1. Value of the business is offset by other assets

The best scenario is when there are additional assets to be divided. For example, if the business is valued at $500,000, there is other property in the asset pool with roughly the same value and the court determines that the appropriate division is 50/50, it’s easy to do a straight swap or split.

2. Property settlement from company profits over time

Obviously, for this to work, the company has to be profitable. Secondly, there needs to be an element of trust between ex-spouses, because if only one of them is working in the business, the other can’t necessarily gauge whether the profit on the books is correct.

Lawyers can provide for certain disclosures, such as the books being checked by an independent accountant. You also need fair and adequate default provisions, so that if the agreed instalments are not paid, then and only then is the business sold.

3. Borrowing money so one spouse can buy out the other

This is possible if the company’s assets are sufficiently valuable for a financial institution to accept them as security.

4. Selling the business on the open market

Clearly, if the company makes a good profit, owns valuable intellectual property or has substantial assets (buildings or land), it has a better chance of a successful sale than if it doesn’t. Ideally, the business should be at arm’s length to the proprietor, have good governance, employ qualified managers and have a clear structure of responsibilities.

An SME running a system of production or manufacture is more likely to be attractive to buyers than a professional services company where the goodwill is attached to the proprietor.

5. Bringing in another investor

If the company's profits are to be paid to the proprietor’s former spouse instead of being reinvested in the business and there is a risk that the company will be sold in the case of default, it’s unlikely that you will be able to attract an arm’s length investor. However, an interested relative like a parent or new spouse may be prepared to help out.

6. Both people continue to operate the business

This can happen when it is in the interests of both people or there is no practical alternative, because the business is their only asset and it cannot readily be carved up.

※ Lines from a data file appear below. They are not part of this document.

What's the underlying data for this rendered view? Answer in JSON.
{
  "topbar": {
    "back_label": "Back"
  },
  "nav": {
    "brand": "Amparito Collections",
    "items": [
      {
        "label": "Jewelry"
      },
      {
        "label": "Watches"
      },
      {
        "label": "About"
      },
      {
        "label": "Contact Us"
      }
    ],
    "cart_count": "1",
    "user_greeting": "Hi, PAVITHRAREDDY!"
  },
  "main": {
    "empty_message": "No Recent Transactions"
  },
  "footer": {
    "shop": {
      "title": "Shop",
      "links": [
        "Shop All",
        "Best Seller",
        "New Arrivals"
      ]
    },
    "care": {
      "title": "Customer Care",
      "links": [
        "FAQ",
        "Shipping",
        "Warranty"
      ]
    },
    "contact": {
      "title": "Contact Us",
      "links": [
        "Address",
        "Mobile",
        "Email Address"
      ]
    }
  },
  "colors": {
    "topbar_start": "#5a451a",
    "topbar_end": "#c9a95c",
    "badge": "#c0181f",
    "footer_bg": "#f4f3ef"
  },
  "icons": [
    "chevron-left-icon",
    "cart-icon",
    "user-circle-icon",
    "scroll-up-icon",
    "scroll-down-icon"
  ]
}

In some instances, couples have used consent orders in the Family Court almost as a constitution of the company, setting out how they will delegate tasks and manage affairs into the future. I’ve seen other instances where employment contracts for the husband and wife have been incorporated as an annexure to court orders. This is very rare and usually only temporary, until there are sufficient funds for one spouse to buy out the other.

Know when it’s time to move on

Ultimately, successful businesses are built on successful relationships. Couples who have separated or divorced are not likely to be ideal long-term business partners, no matter how civil their break-up was. And if you can no longer stand the sight or sound of the person who used to be your life’s partner, it’s best to pack up your kit bag and move on. Just make sure that you look over the edge and plan your landing before you jump.

Greg Parker is a partner at Swaab Attorneys.